The childhood name. The name of the boy who entered the opera troupe all those years ago, before the abuse, before the trauma, before the love that could never be returned.
Dieyi is dead. But she is also free.
She has spent her entire life trapped—trapped in the wrong body, trapped in the wrong century, trapped in love with a man who could not love her back. The only place she has ever felt whole is on that stage, playing the Concubine. And now, finally, she has made the performance real.
She has chosen her own ending. She has become the character completely. And in doing so, she has escaped the world that never understood her.
The critic from the Chinese Youth Network wrote: "To destroy the suffering subject is to refuse the suffering itself"[citation:1]. Dieyi does not die because she is sad. She dies because she has finally become herself.
That is not a tragedy.
That is liberation.
Final Thoughts
Farewell My Concubine is not an easy film. It is not a pleasant film. It is 171 minutes of emotional devastation, punctuated by some of the most beautiful imagery ever committed to celluloid.

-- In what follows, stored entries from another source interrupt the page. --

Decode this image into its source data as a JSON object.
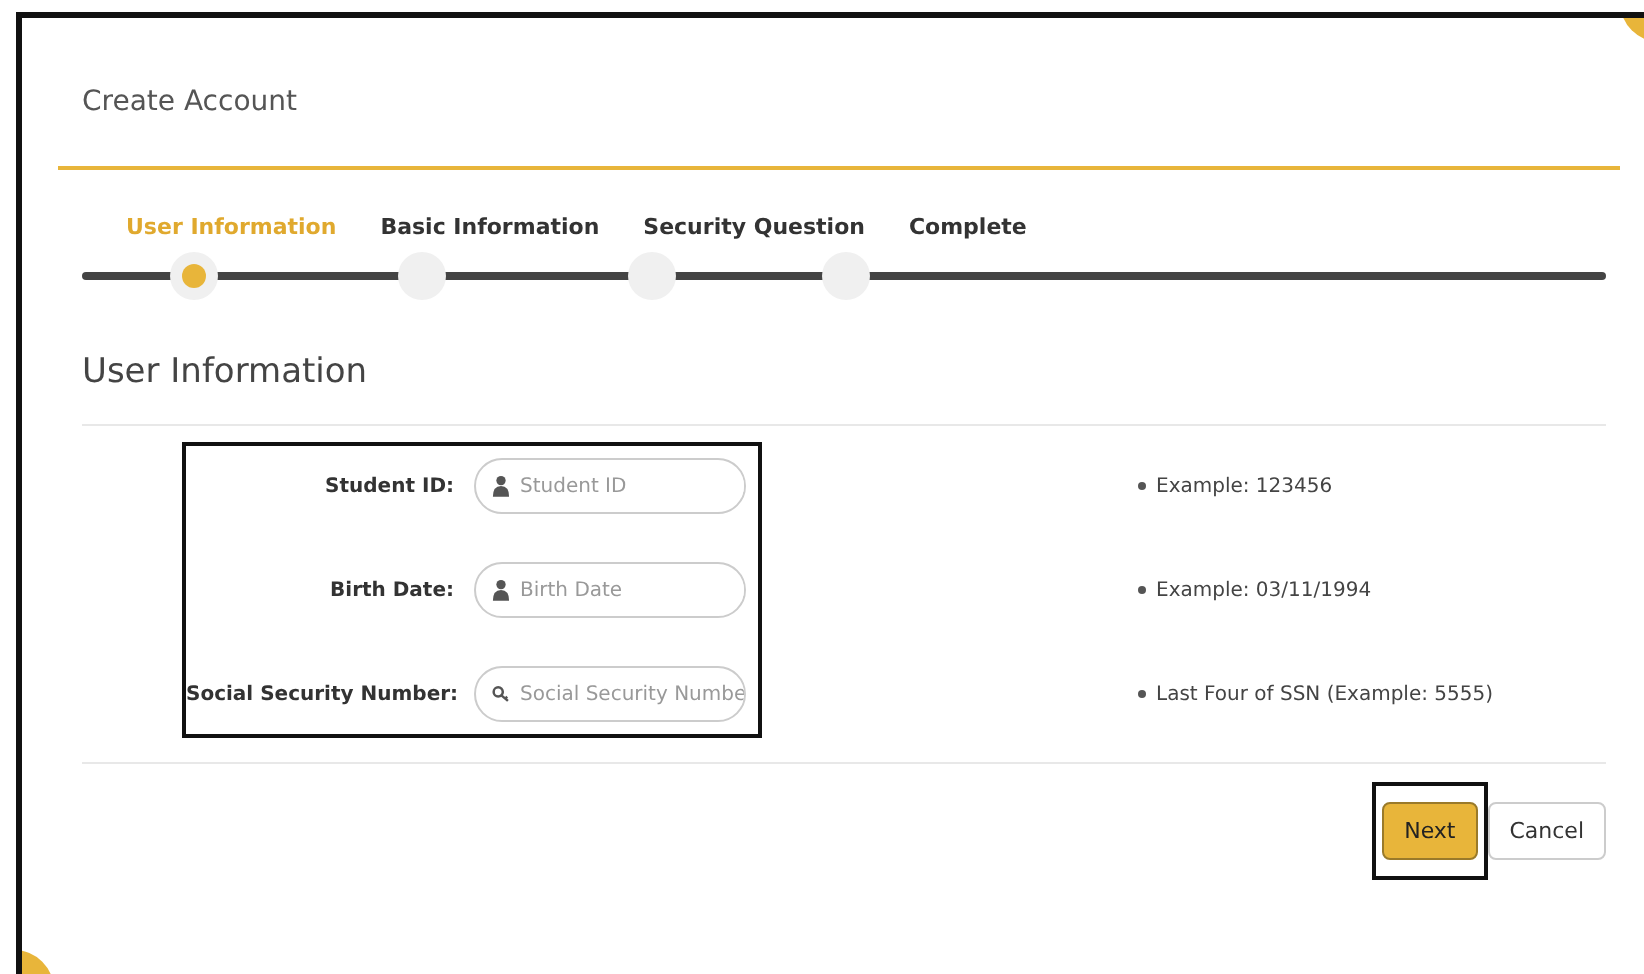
{
  "title": "Create Account",
  "steps": [
    {
      "label": "User Information",
      "selected": true
    },
    {
      "label": "Basic Information",
      "selected": false
    },
    {
      "label": "Security Question",
      "selected": false
    },
    {
      "label": "Complete",
      "selected": false
    }
  ],
  "section_title": "User Information",
  "fields": [
    {
      "label": "Student ID:",
      "placeholder": "Student ID",
      "hint": "Example: 123456"
    },
    {
      "label": "Birth Date:",
      "placeholder": "Birth Date",
      "hint": "Example: 03/11/1994"
    },
    {
      "label": "Social Security Number:",
      "placeholder": "Social Security Numbe",
      "hint": "Last Four of SSN (Example: 5555)"
    }
  ],
  "buttons": [
    {
      "label": "Next",
      "kind": "primary"
    },
    {
      "label": "Cancel",
      "kind": "secondary"
    }
  ]
}
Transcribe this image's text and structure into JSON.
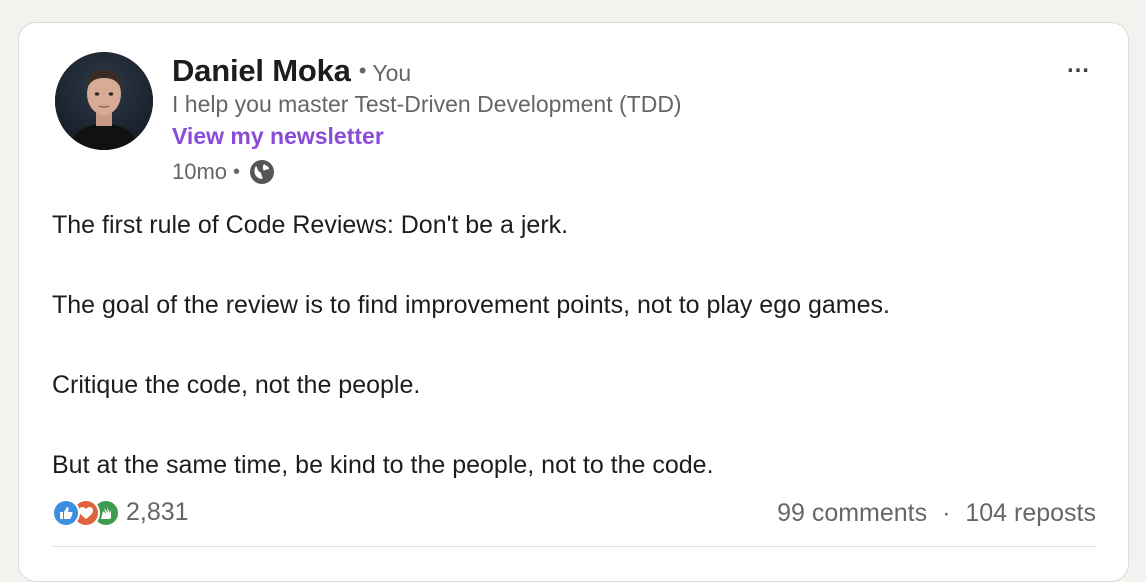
{
  "post": {
    "author": {
      "name": "Daniel Moka",
      "separator": "•",
      "degree": "You",
      "headline": "I help you master Test-Driven Development (TDD)",
      "newsletter_link": "View my newsletter"
    },
    "meta": {
      "time": "10mo",
      "separator": "•",
      "visibility_icon": "globe-icon"
    },
    "menu_label": "…",
    "body": [
      "The first rule of Code Reviews: Don't be a jerk.",
      "The goal of the review is to find improvement points, not to play ego games.",
      "Critique the code, not the people.",
      "But at the same time, be kind to the people, not to the code."
    ],
    "reactions": {
      "icons": [
        "like-icon",
        "love-icon",
        "celebrate-icon"
      ],
      "count": "2,831"
    },
    "stats": {
      "comments": "99 comments",
      "separator": "·",
      "reposts": "104 reposts"
    },
    "colors": {
      "newsletter_link": "#8a4bd6",
      "like": "#3b8fe0",
      "love": "#e0623d",
      "celebrate": "#3f9b52"
    }
  }
}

But it is also a necessary film.
It asks us: What does it mean to love something so completely that you lose yourself in it? What does it mean to live through a century of violence, and still find something worth dying for? What does it mean to be "true" when the world demands that you be false?

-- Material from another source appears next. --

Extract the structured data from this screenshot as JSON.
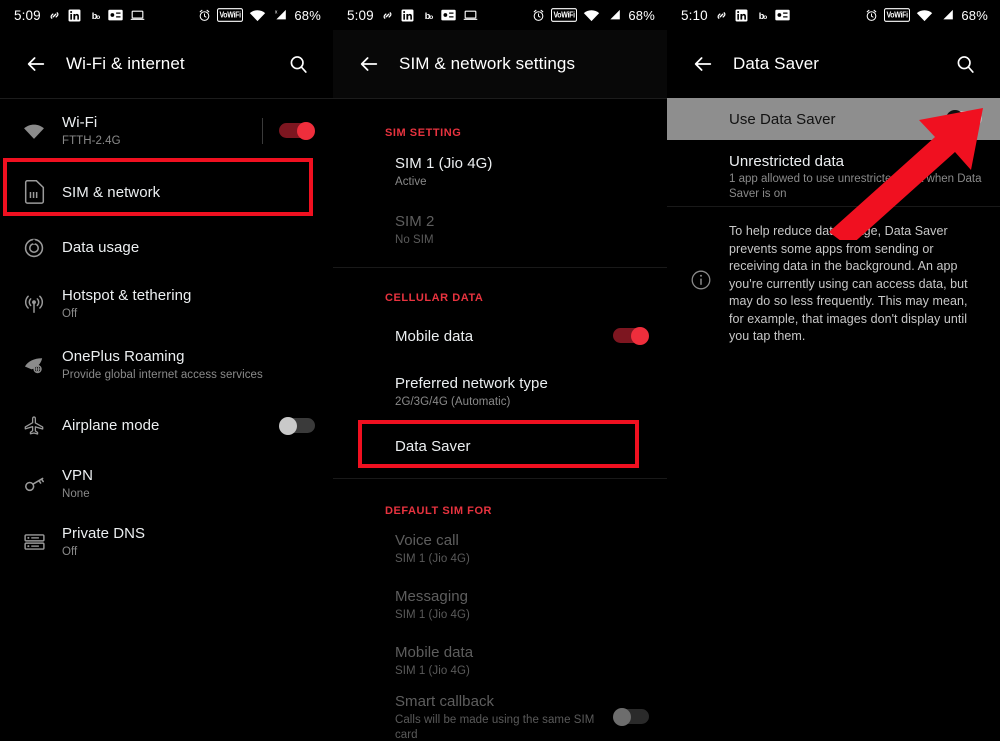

Cheng Dieyi's answer was death. But her death was not a surrender. It was a final, defiant act of self-creation.
The Concubine kills herself because her king has fallen. But Dieyi kills herself because—for the first time in her life—she has finally become the king.
Have you seen Farewell My Concubine? Do you think Dieyi's death is tragic—or triumphant? Let me know in the comments.